All four points imply that the very widespread conviction among macroeconomists that long run outcomes are unique and determined by exogenous variables had no basis in theory. All over the place highly mathematical theory showed how that needn’t be true (typically theory based on extreme over use of the assumption of rational expectations do a degree which would make Lucas blush).
The assumption of a unique exogenous long run growth path absolutely does not follow from the D, S, G or E parts of DSGE. It is a separate assumption –a methodological a priori not an implication of other standard assumptions. I think you have explained why. If equilibrium is indeterminate, then economists can’t design optimal plans and economists are reluctant to admit this.

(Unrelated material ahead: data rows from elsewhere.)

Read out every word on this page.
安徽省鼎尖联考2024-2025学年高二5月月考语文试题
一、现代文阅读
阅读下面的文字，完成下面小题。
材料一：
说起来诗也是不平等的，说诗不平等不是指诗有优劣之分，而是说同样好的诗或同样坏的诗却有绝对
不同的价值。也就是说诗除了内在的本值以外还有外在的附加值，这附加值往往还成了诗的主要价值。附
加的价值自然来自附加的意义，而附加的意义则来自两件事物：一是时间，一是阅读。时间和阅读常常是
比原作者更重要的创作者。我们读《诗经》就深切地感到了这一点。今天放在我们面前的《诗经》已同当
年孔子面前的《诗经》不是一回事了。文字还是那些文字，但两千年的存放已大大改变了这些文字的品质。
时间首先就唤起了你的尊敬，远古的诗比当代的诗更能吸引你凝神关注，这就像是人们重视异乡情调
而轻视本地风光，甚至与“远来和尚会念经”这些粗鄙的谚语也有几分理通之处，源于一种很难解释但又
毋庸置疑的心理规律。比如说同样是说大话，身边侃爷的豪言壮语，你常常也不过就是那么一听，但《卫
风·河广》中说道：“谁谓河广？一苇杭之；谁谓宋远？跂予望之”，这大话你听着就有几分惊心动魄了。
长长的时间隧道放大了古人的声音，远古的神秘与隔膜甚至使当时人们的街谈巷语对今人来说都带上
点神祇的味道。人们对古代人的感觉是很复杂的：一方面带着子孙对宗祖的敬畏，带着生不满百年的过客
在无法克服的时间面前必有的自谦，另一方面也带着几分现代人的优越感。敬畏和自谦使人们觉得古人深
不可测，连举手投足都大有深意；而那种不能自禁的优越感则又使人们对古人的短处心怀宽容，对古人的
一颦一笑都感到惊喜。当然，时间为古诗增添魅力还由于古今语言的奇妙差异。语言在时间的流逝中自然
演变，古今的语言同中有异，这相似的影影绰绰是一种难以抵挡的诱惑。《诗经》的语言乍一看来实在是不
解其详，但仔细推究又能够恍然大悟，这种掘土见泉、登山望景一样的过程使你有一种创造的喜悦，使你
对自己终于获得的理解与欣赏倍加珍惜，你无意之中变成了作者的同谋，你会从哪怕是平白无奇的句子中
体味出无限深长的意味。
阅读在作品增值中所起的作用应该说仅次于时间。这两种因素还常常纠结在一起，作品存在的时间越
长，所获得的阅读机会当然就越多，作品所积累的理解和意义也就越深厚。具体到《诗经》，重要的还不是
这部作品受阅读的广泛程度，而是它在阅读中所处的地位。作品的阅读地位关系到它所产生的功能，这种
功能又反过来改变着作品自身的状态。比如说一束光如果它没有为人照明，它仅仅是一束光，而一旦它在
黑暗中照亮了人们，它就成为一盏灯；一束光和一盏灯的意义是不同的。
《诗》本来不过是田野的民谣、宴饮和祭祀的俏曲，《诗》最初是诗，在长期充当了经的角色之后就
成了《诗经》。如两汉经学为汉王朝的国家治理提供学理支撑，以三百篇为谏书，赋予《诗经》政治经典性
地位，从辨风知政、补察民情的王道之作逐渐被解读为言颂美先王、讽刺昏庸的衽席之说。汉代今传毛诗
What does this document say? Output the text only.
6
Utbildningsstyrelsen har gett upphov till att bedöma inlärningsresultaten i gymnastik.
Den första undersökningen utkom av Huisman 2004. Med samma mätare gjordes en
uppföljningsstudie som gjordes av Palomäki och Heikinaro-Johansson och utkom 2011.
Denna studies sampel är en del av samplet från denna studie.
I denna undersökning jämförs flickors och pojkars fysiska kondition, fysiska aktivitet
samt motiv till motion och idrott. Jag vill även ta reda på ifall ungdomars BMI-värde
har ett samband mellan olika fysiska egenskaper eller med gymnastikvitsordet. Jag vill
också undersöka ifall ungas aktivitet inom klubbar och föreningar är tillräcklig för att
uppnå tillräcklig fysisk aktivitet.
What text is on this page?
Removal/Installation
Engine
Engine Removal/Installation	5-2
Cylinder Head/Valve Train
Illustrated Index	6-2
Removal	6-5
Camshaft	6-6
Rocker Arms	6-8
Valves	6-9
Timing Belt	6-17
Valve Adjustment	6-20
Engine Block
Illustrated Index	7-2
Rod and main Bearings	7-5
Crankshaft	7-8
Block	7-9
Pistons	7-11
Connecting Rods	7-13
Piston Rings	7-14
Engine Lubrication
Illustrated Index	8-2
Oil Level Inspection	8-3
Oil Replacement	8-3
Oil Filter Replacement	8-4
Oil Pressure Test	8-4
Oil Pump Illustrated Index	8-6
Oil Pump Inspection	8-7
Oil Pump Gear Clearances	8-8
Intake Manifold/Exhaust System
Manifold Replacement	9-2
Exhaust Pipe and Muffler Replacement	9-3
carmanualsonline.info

In contrast, it is possible (by extreme abuse of the assumption that the world is in Nash equilibrium) to write down models in which economic agents magically know which equilibrium they are in and in which there are Nash equilibrium with possible persistent depressions. The assumption of rational expectations makes no sense at all when there are multiple Nash equilibria. However, this does not reliably embarrass game theorists. The calculations required by agents in DSGE models with a unique equilibrium are obviously completely alien to actual people. I don’t see an intimate connection between multiple long run growth paths and people having to rely on rules of thumb. Real people rely on rules of thumb even in situations with a unique equilibrium (say a zero sum game with a 5 by 5 game matrix). Imaginary economic agents can know which of a continuum of Nash equilibrium they are in (solving the models feels about the same).